Originally, the ban was a series of legal defeats. This time, the policy seems to have been designed to avoid the same trap.
The predecessor, who aims to be seven Muslim countries and is called the “no Muslim ban” by critics, was ordered a week after Trump took office in the White House in 2017.
Since the other party claims to be constitutional and illegal because it is a discrimination against travelers based on religion, the ban was revised twice to overcome the court’s problems.

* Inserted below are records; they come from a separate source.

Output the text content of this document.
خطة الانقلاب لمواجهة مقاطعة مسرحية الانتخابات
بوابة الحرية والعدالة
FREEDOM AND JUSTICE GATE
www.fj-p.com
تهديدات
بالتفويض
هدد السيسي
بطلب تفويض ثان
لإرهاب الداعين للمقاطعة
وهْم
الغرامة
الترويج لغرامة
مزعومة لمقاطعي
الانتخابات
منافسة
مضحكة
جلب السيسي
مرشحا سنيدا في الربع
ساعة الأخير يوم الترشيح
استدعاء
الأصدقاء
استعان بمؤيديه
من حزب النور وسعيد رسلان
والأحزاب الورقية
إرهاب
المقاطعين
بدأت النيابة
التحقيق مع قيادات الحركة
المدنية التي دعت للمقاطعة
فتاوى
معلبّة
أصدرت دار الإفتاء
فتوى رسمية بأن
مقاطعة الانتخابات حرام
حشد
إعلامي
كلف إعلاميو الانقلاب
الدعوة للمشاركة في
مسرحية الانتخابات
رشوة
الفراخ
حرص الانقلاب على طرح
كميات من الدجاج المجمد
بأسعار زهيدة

The Scaling Back version was eventually supported by the US Supreme Court in 2018, and this new ban is very similar.
Legal experts said Trump seems to have learned from the first attempt to the BBC.
Christi Jackson, an expert in the US immigration law of Laura Devine Immigration, said that the new ban is more legally stronger.
The first is that “clarity” was lacking, but the new limit was “wider range of” and “clearly defined” exemption.
There are similar points in countries selected by the 2017 ban and the 2025 ban, but most Muslims are not an explicit goal of the latest orders.
Barbara Mcquade, a lawyer at the University of Michigan and a US lawyer in the eastern Michigan, said it is expected to be approved by the Supreme Court based on the NewShour program of the BBC world service.
Since June 9, 12 countries, which are most severe, are mainly in the Middle East, Africa and Caribbeans, including Afghanistan, Iran and Somalia.
There will be a partial restriction on travelers in other seven countries, including Cuba and Venezuela.
Trump said the strength of the limit would be rated on the seriousness of the recognized threats, including terrorism.
In addition to Iran, however, none of the 12 countries that have reached an obvious ban on the US government’s terrorist list of terrorist lists were nominated.
Trump quoted Sunday’s Sunday case on Sunday, where a man was accused of throwing a molon cocktail to the protesters who attended the march for Israeli hostages in a video that announced a ban on X.
The claimed attacker was Egyptian. But Egypt does not appear in any list.
Trump also designated a high proportion of people who stayed in a visa for the reason for listing a particular country.
But the immigrant attorney, headquartered in the United States, said that there is a “lack of clarity” of what thresholds should be met by excessive stay rate of the state to place the country in the ban on the country. He suggested that he could be the basis for successful legal challenges.
The BBC said, “If you rely on this concept of excessive excessive fertility, you must define what it actually means.”
But he noted that the US law gives the president a wide range of authority to immigration policy.
Unlike the first ban, which lasted for 90 to 120 days, today’s order has no end date.
It was disappointed in the target country.
Venezuela described the Trump administration as “a superiorist who thinks he owns the world,” but Somalia promised to “participate in the conversation to solve the problem.”
Originally, the prohibition was sowed by mass protests and chaos at the US airport.
In 2021, Trump’s successor, President Joe Viden, called this policy as “stain to our national conscience.”
Immigrant lawyer SHABNAM LOTFI, who challenged the previous trip, said that it would be a “uphill battle” to overturn a new battle.
“The president has the authority to determine who is allowed in the United States,” he added.
“They thought more.”
Lotfi said that new restrictions can affect students and other visa applicants abroad.
“Students who are trapped in administrative process are affected. Also, they are the winners of the diversity visa lottery who paid and interviewed. They will not be visas now.”
“Even EB -5 investors who have invested more than a million dollars in the US economy are affected. H -1B visa holders can be trapped abroad and wait to return to US employers.”